We hovered on a cliff — departure — so we went to the water
after the sunlight had left, sparing the moon.
Our steps tumbled over an army of rocks,
and the whispering stars waited for us to stand in our skin
on the empty beach, the waves’ gentle hush
luring us into the lake, me and my sister,
our splashes puncturing the silence. My sister
and me, bodies like knives cutting through the water,
our fingertips slicing the surface, the hush
scattering like droplets. We were watched by the moon,
following our feet shearing sand, the legion of rocks
defeated. The stars’ whispers traced our hair, our eyes, our skin.
We dove into the cool wet and the cool wet dove into our skin.
Breaths caught, suspended, I held mine and so did my sister
in a world of condensed scope: sand, sky, lake, rocks:
every familiar and unfamiliar inch of us swallowed by water
every familiar and unfamiliar inch of us swallowed by the hush.
We were pulled into the depths by the light of a moon
that made everything glistening and eternal. The moon
and the lake softened and and renewed us, our skin
brightened with assurance, our hot hearts cooled in the hush.
I watched the enduring waves bear away from me my sister,
turning us into islands, rising.
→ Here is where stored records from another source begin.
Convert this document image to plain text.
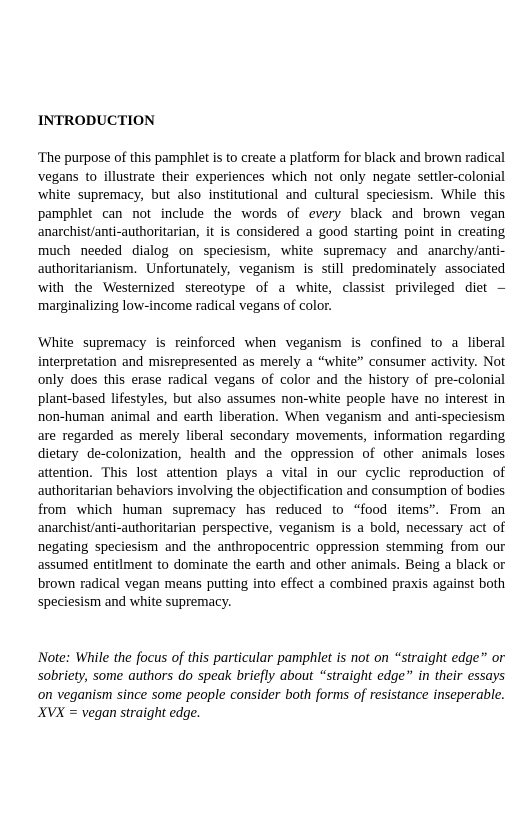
INTRODUCTION

The purpose of this pamphlet is to create a platform for black and brown radical vegans to illustrate their experiences which not only negate settler-colonial white supremacy, but also institutional and cultural speciesism. While this pamphlet can not include the words of every black and brown vegan anarchist/anti-authoritarian, it is considered a good starting point in creating much needed dialog on speciesism, white supremacy and anarchy/anti-authoritarianism. Unfortunately, veganism is still predominately associated with the Westernized stereotype of a white, classist privileged diet – marginalizing low-income radical vegans of color.

White supremacy is reinforced when veganism is confined to a liberal interpretation and misrepresented as merely a “white” consumer activity. Not only does this erase radical vegans of color and the history of pre-colonial plant-based lifestyles, but also assumes non-white people have no interest in non-human animal and earth liberation. When veganism and anti-speciesism are regarded as merely liberal secondary movements, information regarding dietary de-colonization, health and the oppression of other animals loses attention. This lost attention plays a vital in our cyclic reproduction of authoritarian behaviors involving the objectification and consumption of bodies from which human supremacy has reduced to “food items”. From an anarchist/anti-authoritarian perspective, veganism is a bold, necessary act of negating speciesism and the anthropocentric oppression stemming from our assumed entitlment to dominate the earth and other animals. Being a black or brown radical vegan means putting into effect a combined praxis against both speciesism and white supremacy.

Note: While the focus of this particular pamphlet is not on “straight edge” or sobriety, some authors do speak briefly about “straight edge” in their essays on veganism since some people consider both forms of resistance inseperable. XVX = vegan straight edge.
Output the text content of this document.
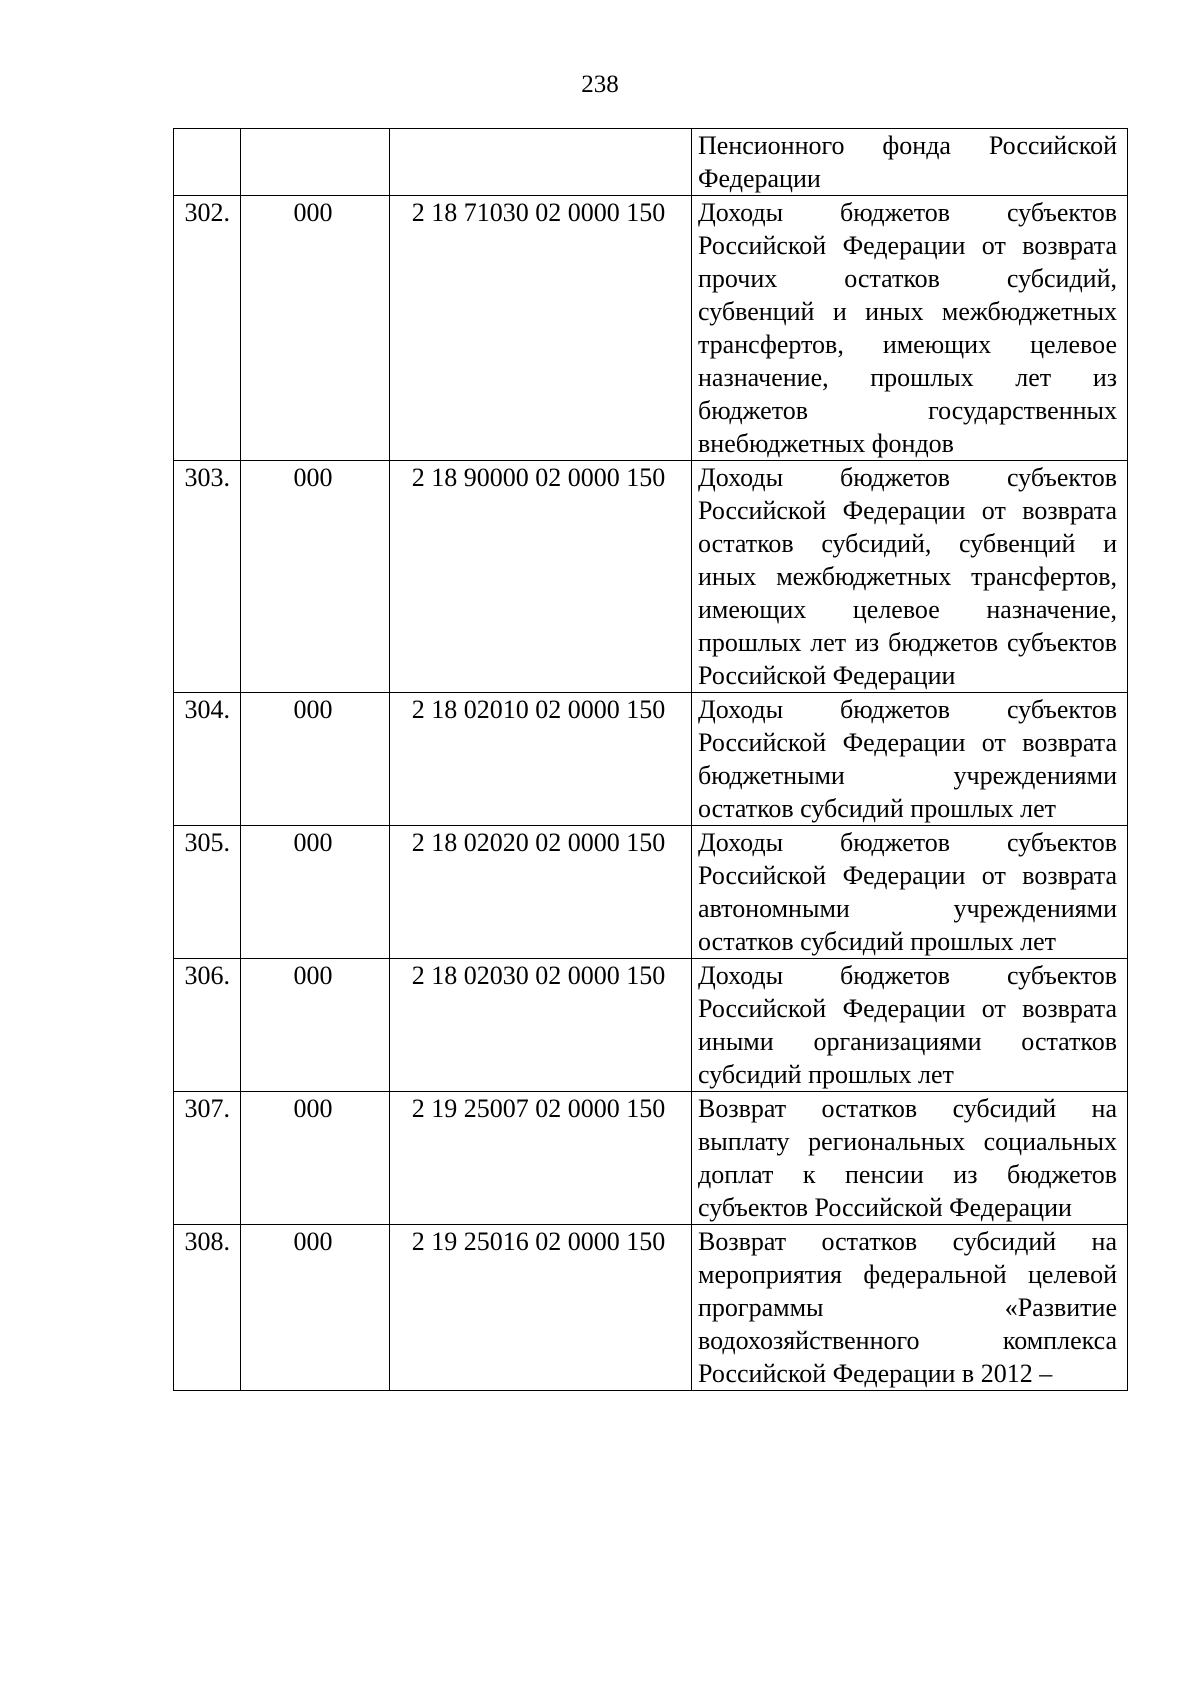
238
			Пенсионного фонда Российской Федерации
302.	000	2 18 71030 02 0000 150	Доходы бюджетов субъектов Российской Федерации от возврата прочих остатков субсидий, субвенций и иных межбюджетных трансфертов, имеющих целевое назначение, прошлых лет из бюджетов государственных внебюджетных фондов
303.	000	2 18 90000 02 0000 150	Доходы бюджетов субъектов Российской Федерации от возврата остатков субсидий, субвенций и иных межбюджетных трансфертов, имеющих целевое назначение, прошлых лет из бюджетов субъектов Российской Федерации
304.	000	2 18 02010 02 0000 150	Доходы бюджетов субъектов Российской Федерации от возврата бюджетными учреждениями остатков субсидий прошлых лет
305.	000	2 18 02020 02 0000 150	Доходы бюджетов субъектов Российской Федерации от возврата автономными учреждениями остатков субсидий прошлых лет
306.	000	2 18 02030 02 0000 150	Доходы бюджетов субъектов Российской Федерации от возврата иными организациями остатков субсидий прошлых лет
307.	000	2 19 25007 02 0000 150	Возврат остатков субсидий на выплату региональных социальных доплат к пенсии из бюджетов субъектов Российской Федерации
308.	000	2 19 25016 02 0000 150	Возврат остатков субсидий на мероприятия федеральной целевой программы «Развитие водохозяйственного комплекса Российской Федерации в 2012 –
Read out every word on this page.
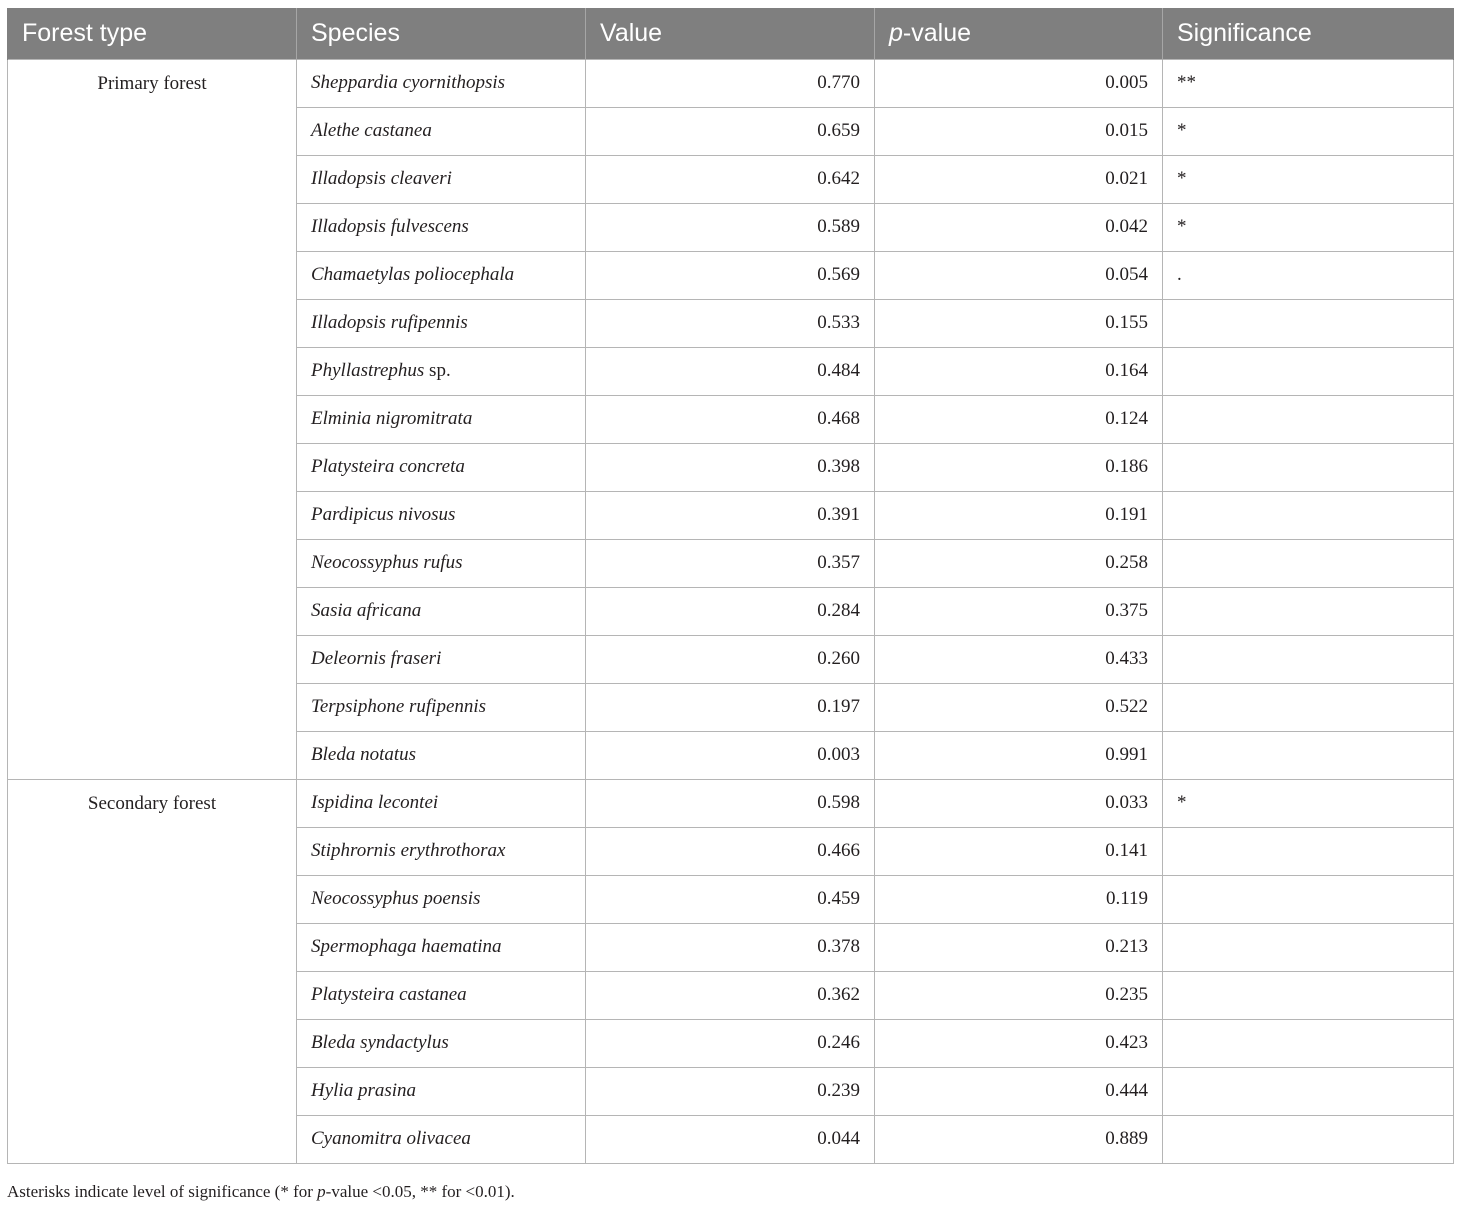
Forest type	Species	Value	p-value	Significance
Primary forest	Sheppardia cyornithopsis	0.770	0.005	**
	Alethe castanea	0.659	0.015	*
	Illadopsis cleaveri	0.642	0.021	*
	Illadopsis fulvescens	0.589	0.042	*
	Chamaetylas poliocephala	0.569	0.054	.
	Illadopsis rufipennis	0.533	0.155	
	Phyllastrephus sp.	0.484	0.164	
	Elminia nigromitrata	0.468	0.124	
	Platysteira concreta	0.398	0.186	
	Pardipicus nivosus	0.391	0.191	
	Neocossyphus rufus	0.357	0.258	
	Sasia africana	0.284	0.375	
	Deleornis fraseri	0.260	0.433	
	Terpsiphone rufipennis	0.197	0.522	
	Bleda notatus	0.003	0.991	
Secondary forest	Ispidina lecontei	0.598	0.033	*
	Stiphrornis erythrothorax	0.466	0.141	
	Neocossyphus poensis	0.459	0.119	
	Spermophaga haematina	0.378	0.213	
	Platysteira castanea	0.362	0.235	
	Bleda syndactylus	0.246	0.423	
	Hylia prasina	0.239	0.444	
	Cyanomitra olivacea	0.044	0.889	
Asterisks indicate level of significance (* for p-value <0.05, ** for <0.01).
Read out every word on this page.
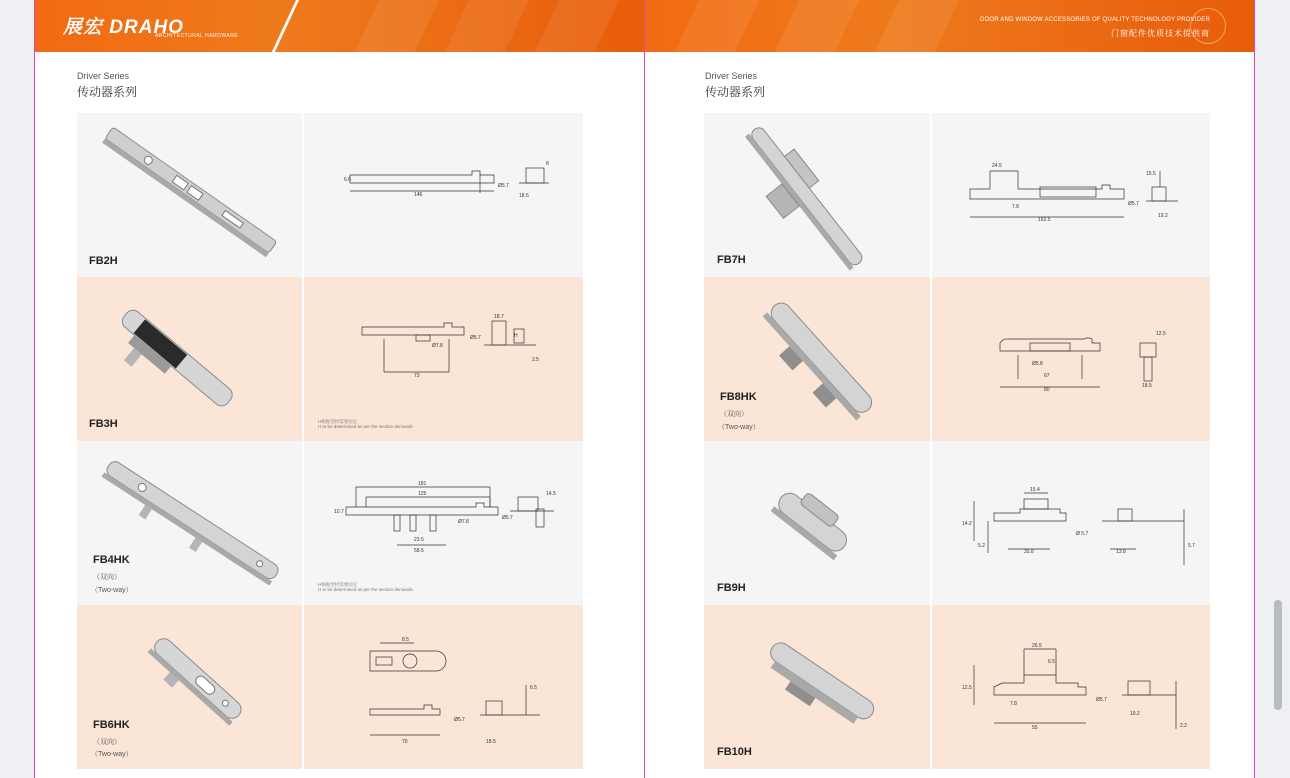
展宏 DRAHO
ARCHITECTURAL HARDWARE
Driver Series
传动器系列
FB2H
146
Ø5.7
18.5
6.6
8
FB3H
18.7
Ø5.7
Ø7.8
73
H
2.5
H根据型材需要而定
H to be determined as per the section demands
FB4HK
（双向）
（Two-way）
181
125
Ø7.8
Ø5.7
23.5
58.5
14.5
10.7
H根据型材需要而定
H to be determined as per the section demands
FB6HK
（双向）
（Two-way）
8.5
Ø5.7
70	18.5
6.5
DOOR AND WINDOW ACCESSORIES OF QUALITY TECHNOLOGY PROVIDER
门窗配件优质技术提供商
Driver Series
传动器系列
FB7H
24.5
7.8	Ø5.7
162.5
15.5
19.2
FB8HK
（双向）
（Two-way）
Ø5.8
67
80
12.5
18.5
FB9H
15.4
Ø 5.7
35.8	13.8
14.2
5.2	5.7
FB10H
26.5
6.5
Ø5.7
7.8
55
19.2
12.5
2.2
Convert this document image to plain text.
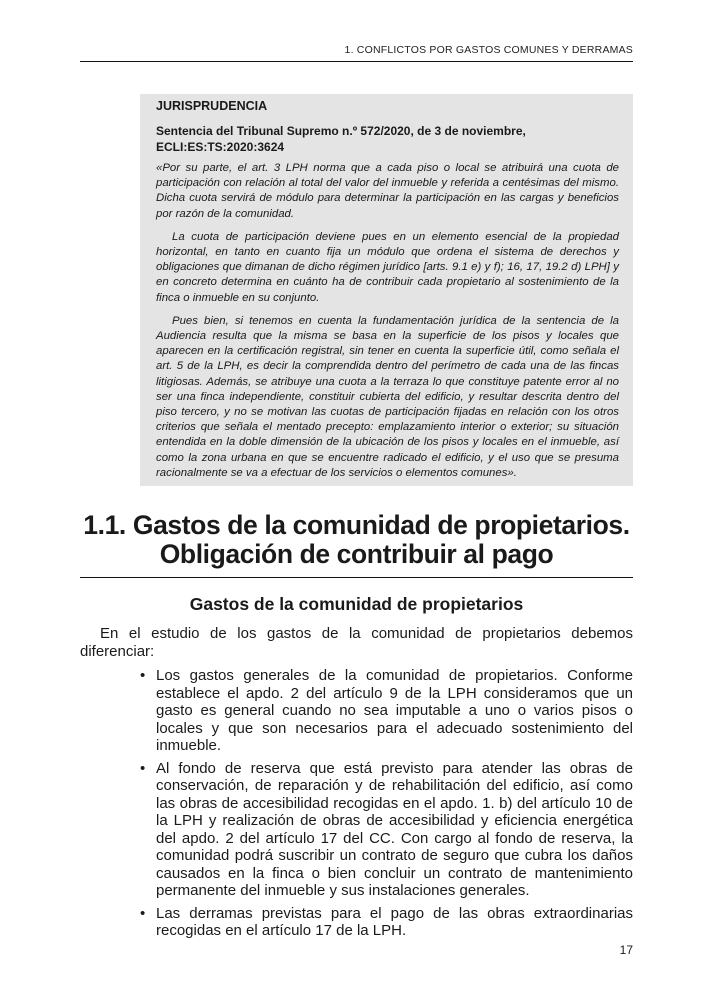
1. CONFLICTOS POR GASTOS COMUNES Y DERRAMAS

JURISPRUDENCIA

Sentencia del Tribunal Supremo n.º 572/2020, de 3 de noviembre, ECLI:ES:TS:2020:3624

«Por su parte, el art. 3 LPH norma que a cada piso o local se atribuirá una cuota de participación con relación al total del valor del inmueble y referida a centésimas del mismo. Dicha cuota servirá de módulo para determinar la participación en las cargas y beneficios por razón de la comunidad.

La cuota de participación deviene pues en un elemento esencial de la propiedad horizontal, en tanto en cuanto fija un módulo que ordena el sistema de derechos y obligaciones que dimanan de dicho régimen jurídico [arts. 9.1 e) y f); 16, 17, 19.2 d) LPH] y en concreto determina en cuánto ha de contribuir cada propietario al sostenimiento de la finca o inmueble en su conjunto.

Pues bien, si tenemos en cuenta la fundamentación jurídica de la sentencia de la Audiencia resulta que la misma se basa en la superficie de los pisos y locales que aparecen en la certificación registral, sin tener en cuenta la superficie útil, como señala el art. 5 de la LPH, es decir la comprendida dentro del perímetro de cada una de las fincas litigiosas. Además, se atribuye una cuota a la terraza lo que constituye patente error al no ser una finca independiente, constituir cubierta del edificio, y resultar descrita dentro del piso tercero, y no se motivan las cuotas de participación fijadas en relación con los otros criterios que señala el mentado precepto: emplazamiento interior o exterior; su situación entendida en la doble dimensión de la ubicación de los pisos y locales en el inmueble, así como la zona urbana en que se encuentre radicado el edificio, y el uso que se presuma racionalmente se va a efectuar de los servicios o elementos comunes».

1.1. Gastos de la comunidad de propietarios.
Obligación de contribuir al pago
Gastos de la comunidad de propietarios

En el estudio de los gastos de la comunidad de propietarios debemos diferenciar:

• Los gastos generales de la comunidad de propietarios. Conforme establece el apdo. 2 del artículo 9 de la LPH consideramos que un gasto es general cuando no sea imputable a uno o varios pisos o locales y que son necesarios para el adecuado sostenimiento del inmueble.
• Al fondo de reserva que está previsto para atender las obras de conservación, de reparación y de rehabilitación del edificio, así como las obras de accesibilidad recogidas en el apdo. 1. b) del artículo 10 de la LPH y realización de obras de accesibilidad y eficiencia energética del apdo. 2 del artículo 17 del CC. Con cargo al fondo de reserva, la comunidad podrá suscribir un contrato de seguro que cubra los daños causados en la finca o bien concluir un contrato de mantenimiento permanente del inmueble y sus instalaciones generales.
• Las derramas previstas para el pago de las obras extraordinarias recogidas en el artículo 17 de la LPH.
17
The immense water
wrapping its arms around us, a shield from the biting rocks.
If we had become islands, rising — battalions of rocks
casting themselves into orbit, the gracious moon
circuiting earth in a slow spectral dance, and the water
shaken and flung like unwanted rain from our skin.
Lake Michigan watching a fledgling atoll and its sister
bloom in the bay, bearing a quiet summery hush.
But we were created to dive from cliffs — and inside the hush
we pulled ourselves from smooth lake to cantilevered rocks,
where we realized how we were less and more and my sister
tied the towel under her arms, her body hidden from the moon.
We slipped from the beach, the waves slipping off our skin,
and slipped into an emergence, bright, as we left the water.
Our moon-soaked skin remembers the water,
seeks the architectural hush buried in the rocks,
the breath of the lake still expanding in me and my sister.